VA Health Care:

Improvements Needed in Data and Monitoring of Clinical Productivity and Efficiency

GAO-17-722T: Published: Jul 13, 2017. Publicly Released: Jul 13, 2017.

Additional Materials:

Contact:

Randall B. Williamson
(202) 512-7114
williamsonr@gao.gov

 

Office of Public Affairs
(202) 512-4800
youngc1@gao.gov

To help manage and optimize its resources, the Department of Veterans Affairs collects data on the productivity and efficiency of its health care providers and medical centers.
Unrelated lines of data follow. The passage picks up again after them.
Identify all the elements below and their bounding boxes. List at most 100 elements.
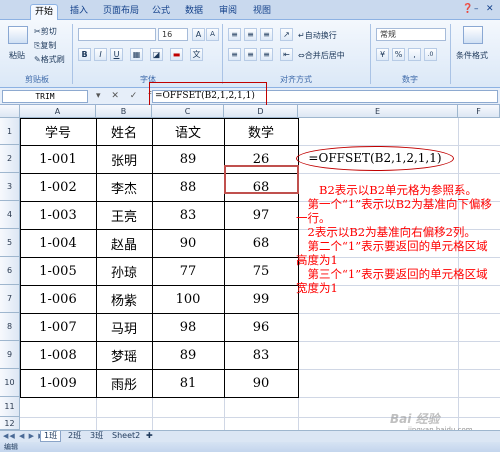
column-header-c[interactable]: C [152,105,224,118]
table-inner-line [20,341,299,342]
note-line-1: B2表示以B2单元格为参照系。 [319,183,478,197]
tab-insert[interactable]: 插入 [66,4,92,20]
status-bar: 编辑 [0,442,500,452]
phonetic-icon[interactable]: 文 [190,48,203,61]
ribbon-tab-bar: 开始 插入 页面布局 公式 数据 审阅 视图 ❓ – ✕ [0,0,500,20]
clipboard-group-label: 剪贴板 [25,75,49,84]
name-box[interactable]: TRIM [2,90,88,103]
paste-icon[interactable] [8,26,28,44]
align-center-icon[interactable]: ≡ [244,48,257,61]
group-divider [370,24,371,84]
group-divider [72,24,73,84]
currency-icon[interactable]: ¥ [376,48,389,61]
row-header-3[interactable]: 3 [0,173,20,201]
table-inner-line [20,201,299,202]
align-right-icon[interactable]: ≡ [260,48,273,61]
column-header-a[interactable]: A [20,105,96,118]
minimize-icon[interactable]: – [474,4,479,14]
note-line-5: 第三个“1”表示要返回的单元格区域宽度为1 [296,267,488,295]
align-left-icon[interactable]: ≡ [228,48,241,61]
conditional-format-icon[interactable] [463,26,483,44]
table-border [20,118,299,398]
font-size-select[interactable]: 16 [158,28,188,41]
table-inner-line [20,145,299,146]
grow-font-button[interactable]: A [192,28,205,41]
tab-home[interactable]: 开始 [30,4,58,20]
sheet-tab-2[interactable]: 2班 [68,431,81,442]
copy-button[interactable]: ⎘复制 [34,40,56,51]
conditional-format-label[interactable]: 条件格式 [456,50,488,61]
number-format-select[interactable]: 常规 [376,28,446,41]
wrap-icon: ↵ [298,31,305,40]
group-divider [222,24,223,84]
row-header-1[interactable]: 1 [0,118,20,145]
row-header-12[interactable]: 12 [0,417,20,430]
help-icon[interactable]: ❓ [462,4,473,14]
font-color-icon[interactable]: ▬ [170,48,183,61]
column-header-e[interactable]: E [298,105,458,118]
percent-icon[interactable]: % [392,48,405,61]
shrink-font-button[interactable]: A [206,28,219,41]
bold-button[interactable]: B [78,48,91,61]
formula-highlight-box [149,82,267,106]
scissors-icon: ✂ [34,27,41,36]
group-divider [450,24,451,84]
indent-icon[interactable]: ⇤ [280,48,293,61]
borders-icon[interactable]: ▦ [130,48,143,61]
column-header-d[interactable]: D [224,105,298,118]
align-middle-icon[interactable]: ≡ [244,28,257,41]
explanation-note: B2表示以B2单元格为参照系。 第一个“1”表示以B2为基准向下偏移一行。 2表… [296,183,492,295]
format-painter-button[interactable]: ✎格式刷 [34,54,65,65]
table-inner-line [152,118,153,398]
sheet-tab-3[interactable]: 3班 [90,431,103,442]
align-bottom-icon[interactable]: ≡ [260,28,273,41]
comma-icon[interactable]: , [408,48,421,61]
selected-cell-d3[interactable] [224,165,299,194]
note-line-2: 第一个“1”表示以B2为基准向下偏移一行。 [296,197,492,225]
sheet-tab-bar: ◀◀ ◀ ▶ ▶▶ 1班 2班 3班 Sheet2 ✚ [0,430,500,442]
tab-view[interactable]: 视图 [250,4,274,20]
merge-center-button[interactable]: ⇔合并后居中 [298,50,345,61]
row-header-4[interactable]: 4 [0,201,20,229]
column-header-f[interactable]: F [458,105,500,118]
row-header-9[interactable]: 9 [0,341,20,369]
orientation-icon[interactable]: ↗ [280,28,293,41]
formula-cell-e2[interactable]: =OFFSET(B2,1,2,1,1) [296,146,454,171]
merge-icon: ⇔ [298,51,305,60]
paste-button-label[interactable]: 粘贴 [9,50,25,61]
font-name-select[interactable] [78,28,156,41]
sheet-tab-4[interactable]: Sheet2 [112,431,140,442]
underline-button[interactable]: U [110,48,123,61]
brush-icon: ✎ [34,55,41,64]
new-sheet-icon[interactable]: ✚ [146,431,153,442]
tab-review[interactable]: 审阅 [216,4,240,20]
tab-data[interactable]: 数据 [182,4,206,20]
close-icon[interactable]: ✕ [486,4,494,14]
select-all-corner[interactable] [0,105,20,118]
table-inner-line [20,257,299,258]
cut-button[interactable]: ✂剪切 [34,26,57,37]
tab-page-layout[interactable]: 页面布局 [100,4,142,20]
column-header-b[interactable]: B [96,105,152,118]
sheet-tab-1[interactable]: 1班 [40,431,62,442]
row-header-5[interactable]: 5 [0,229,20,257]
tab-formulas[interactable]: 公式 [150,4,172,20]
row-header-8[interactable]: 8 [0,313,20,341]
fill-color-icon[interactable]: ◪ [150,48,163,61]
increase-decimal-icon[interactable]: .0 [424,48,437,61]
watermark-logo: Bai 经验 [390,412,440,426]
table-inner-line [20,313,299,314]
row-header-6[interactable]: 6 [0,257,20,285]
row-header-10[interactable]: 10 [0,369,20,397]
align-top-icon[interactable]: ≡ [228,28,241,41]
table-inner-line [20,229,299,230]
row-header-7[interactable]: 7 [0,285,20,313]
ribbon: 粘贴 ✂剪切 ⎘复制 ✎格式刷 剪贴板 16 A A B I U ▦ ◪ ▬ 文… [0,20,500,88]
italic-button[interactable]: I [94,48,107,61]
wrap-text-button[interactable]: ↵自动换行 [298,30,337,41]
note-line-4: 第二个“1”表示要返回的单元格区域高度为1 [296,239,488,267]
row-header-11[interactable]: 11 [0,397,20,417]
row-header-2[interactable]: 2 [0,145,20,173]
table-inner-line [96,118,97,398]
table-inner-line [20,369,299,370]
However, we testified that the data VA collects do not account for all providers or clinical services, and may not accurately reflect clinical workload or staffing levels. We also found that VA lacks a robust process to oversee medical centers' efforts to identify drivers of low productivity and efficiency and implement solutions.

 

Photo of VA Headquarters Building

Photo of VA Headquarters Building

Additional Materials:

Contact:

Randall B. Williamson
(202) 512-7114
williamsonr@gao.gov

 

Office of Public Affairs
(202) 512-4800
youngc1@gao.gov

What GAO Found

In 2013, the Department of Veterans Affairs (VA) implemented clinical productivity metrics to measure physician providers' time and effort to deliver procedures. VA also developed statistical models to track clinical efficiency at VA medical centers (VAMC). Data collected under the metrics and models are used to identify sub-optimal clinical productivity and inefficiency at VAMCs. GAO found that contrary to federal internal control standards for information, VA's metrics and models may not provide quality information because the information is incomplete and may not accurately reflect clinical productivity and efficiency. GAO identified limitations with VA's metrics and models that limit VA's ability to assess whether resources are being used effectively. Specifically,

  • Productivity metrics are not complete because they do not account for all providers or clinical services. Due to data systems limitations, the metrics do not capture all types of providers who deliver care at VAMCs, including contract physicians and advanced practice providers, such as nurse practitioners, serving as sole-providers. In addition, the metrics do not capture providers' workload evaluating and managing hospitalized patients.
  • Productivity metrics may not accurately reflect the intensity of clinical workload. A 2016 VA audit shows that VA providers do not always accurately code the intensity of—that is, the amount of effort needed to perform— clinical procedures or services. As a result, VA's productivity metrics may not accurately reflect provider productivity, as differences between providers may represent coding inaccuracies rather than true productivity differences.
  • Productivity metrics may not accurately reflect providers' clinical staffing levels. Officials at five of the six selected VAMCs GAO visited reported that providers do not always accurately record the amount of time they spend performing clinical duties, as distinct from other duties.
  • Efficiency models may also be adversely affected by inaccurate workload and staffing data. To the extent that the intensity and amount of providers' clinical workload are inaccurately recorded, some of VA's efficiency models examining VAMC utilization and expenditures may also be inaccurate. For example, the model that examines administrative efficiency requires accurate data on the amount of time VA providers spend on administrative tasks; if the time providers allocate to clinical, administrative, and other tasks is incorrect, the model may overstate or understate administrative efficiency.

GAO found that VA Central Office has taken steps to help VAMCs monitor provider productivity by developing a comprehensive analytical tool VAMCs can use to identify the drivers of low productivity. While VAMCs are required to monitor VA's productivity metrics, GAO found that VA does not require VAMCs to monitor VA's efficiency models. Further, VA does not systematically oversee VAMCs' efforts to monitor clinical productivity and efficiency. As a result, VA cannot systematically identify best practices to address low productivity and inefficiency as well as determine the factors VAMCs commonly identify as contributing to low productivity and inefficiency. This approach is inconsistent with federal standards for internal control related to monitoring.

Why GAO Did This Study

This testimony summarizes the information contained in GAO's May 2017 report, entitled VA Health Care: Improvements Needed in Data and Monitoring of Clinical Productivity and Efficiency (GAO-17-480).